Place in vampire history: For folks who like their blood suckers bloody, but less iconic than others.

Wednesday, June 10, 2009

They want to suck your blood

So trying to fill the "Buffy" shaped void in our lives, we recently caught up on two bloodsucking vampire flicks, "Twilight" and "Let The Right One In." Though superficially they're pretty similar – young vampire befriends young human being, cue culture conflicts – in approach they're rather different.

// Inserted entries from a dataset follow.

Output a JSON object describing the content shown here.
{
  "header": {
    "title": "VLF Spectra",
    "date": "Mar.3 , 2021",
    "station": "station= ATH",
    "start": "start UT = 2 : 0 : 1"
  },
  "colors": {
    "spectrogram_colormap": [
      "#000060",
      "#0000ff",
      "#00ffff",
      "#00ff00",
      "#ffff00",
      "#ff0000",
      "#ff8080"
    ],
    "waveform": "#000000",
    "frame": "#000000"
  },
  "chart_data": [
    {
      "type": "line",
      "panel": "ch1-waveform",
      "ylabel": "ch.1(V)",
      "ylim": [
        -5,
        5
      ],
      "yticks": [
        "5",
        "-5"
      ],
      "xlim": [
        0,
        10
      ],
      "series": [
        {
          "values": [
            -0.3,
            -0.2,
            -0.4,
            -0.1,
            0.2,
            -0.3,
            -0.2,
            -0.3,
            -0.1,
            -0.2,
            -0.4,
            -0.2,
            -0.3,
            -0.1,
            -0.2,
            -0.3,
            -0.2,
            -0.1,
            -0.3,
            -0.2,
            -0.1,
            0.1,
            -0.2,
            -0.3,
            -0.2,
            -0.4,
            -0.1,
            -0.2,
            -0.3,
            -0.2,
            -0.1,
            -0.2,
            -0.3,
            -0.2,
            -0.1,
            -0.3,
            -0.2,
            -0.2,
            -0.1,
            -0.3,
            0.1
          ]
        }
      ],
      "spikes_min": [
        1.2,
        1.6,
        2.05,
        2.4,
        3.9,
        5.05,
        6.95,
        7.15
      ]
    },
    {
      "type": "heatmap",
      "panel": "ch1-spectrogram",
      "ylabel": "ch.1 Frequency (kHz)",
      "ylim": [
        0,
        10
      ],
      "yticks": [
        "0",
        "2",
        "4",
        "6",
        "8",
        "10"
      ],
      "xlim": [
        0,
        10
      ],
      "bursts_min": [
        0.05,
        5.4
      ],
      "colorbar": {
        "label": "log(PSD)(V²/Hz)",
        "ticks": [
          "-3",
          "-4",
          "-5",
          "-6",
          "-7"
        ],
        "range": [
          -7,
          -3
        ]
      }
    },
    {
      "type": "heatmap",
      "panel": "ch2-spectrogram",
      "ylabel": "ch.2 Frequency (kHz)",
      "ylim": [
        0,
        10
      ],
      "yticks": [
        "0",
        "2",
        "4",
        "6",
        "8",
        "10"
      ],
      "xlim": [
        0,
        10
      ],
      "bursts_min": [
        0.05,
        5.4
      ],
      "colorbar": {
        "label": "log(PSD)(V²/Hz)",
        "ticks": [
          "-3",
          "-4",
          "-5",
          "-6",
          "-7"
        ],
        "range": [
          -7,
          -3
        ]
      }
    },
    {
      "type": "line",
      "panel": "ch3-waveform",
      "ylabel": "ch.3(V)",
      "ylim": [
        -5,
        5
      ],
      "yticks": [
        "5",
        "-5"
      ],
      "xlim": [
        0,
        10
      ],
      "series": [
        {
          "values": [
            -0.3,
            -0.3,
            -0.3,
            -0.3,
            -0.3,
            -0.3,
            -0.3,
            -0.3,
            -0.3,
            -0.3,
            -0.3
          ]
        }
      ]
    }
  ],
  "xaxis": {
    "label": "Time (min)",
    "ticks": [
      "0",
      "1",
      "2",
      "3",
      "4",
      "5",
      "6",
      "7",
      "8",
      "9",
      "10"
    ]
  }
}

Photobucket"Twilight" wasn't bad, per se, but kind of shiny and vapid. It looked mighty purty – great fog-drenched cinematography of my beloved Pacific Northwest – and the two leads were rather stock brooding Gothic teen lovers but Kristen Stewart in particular lent a bit of empathy to her role. But geez, it's all so bloody slow and emo that I started to feel like I was 17 again myself. Pass the acid-wash jeans and comb my mullet, but I don't want to relive my teen love life that much. Nothing much happens in this story besides Bella meeting the vampire Edward and his family, and suddenly a dash of rather strained conflict is added in the final half-hour. If you'd never seen a vampire movie before, yeah, I guess "Twilight" might work. I couldn't get past the core fact that in this world, vampires were out and about in the daylight. Sorry, you can tweak and twist vampire mythos much as you like and I'm not that put out by it, but taking away the whole creature-of-the-night thing, well, then you've just got pale people with unusual eating habits, don't you? It's kind of like taking away flying from Superman – sure, he's nearly the same, but something big is missing. The thing about "Twilight" is that its central romance could be easily done with just about any other minority group and work. It doesn't really feel vampirish to me.

PhotobucketThe Swedish vampire movie "Let The Right One In," on the other hand, is genuinely chilling stuff, not the least because it takes place entirely in a frozen Scandinavian winter. (Red blood on white snow = great visual shorthand that never gets old.) Young outcast Oskar meets the unusual tenant in his building, Eli, a girl who never seems to mix with anyone else their age. In a dreamlike, slow-building way, "Right One" works its way towards revealing what we already knew from the start, but its mood is truly gripping. I guess it's me, but I always find foreign films have a tad more mystery to them than English ones, anyway. The difference from "Twilight" is that I cared about the characters and that the central mysteries of the vampire – eternal life, forbidden romance, night-stalking menace – remain intact, rather than gussied up into a Harlequin romance knock-off. The quiet desperation of a lonely childhood is well captured in Oskar's travails. "Right One" is scary, sad and bleakly romantic all at the same time, which "Twilight" doesn't quite manage.

I can see the appeal of "Twilight" and the books to its demographic, although "Right One" was a far better movie. Between this and "True Blood," which has turned out to be one of the most entertaining shows on TV, it's a good time to dig the vamps.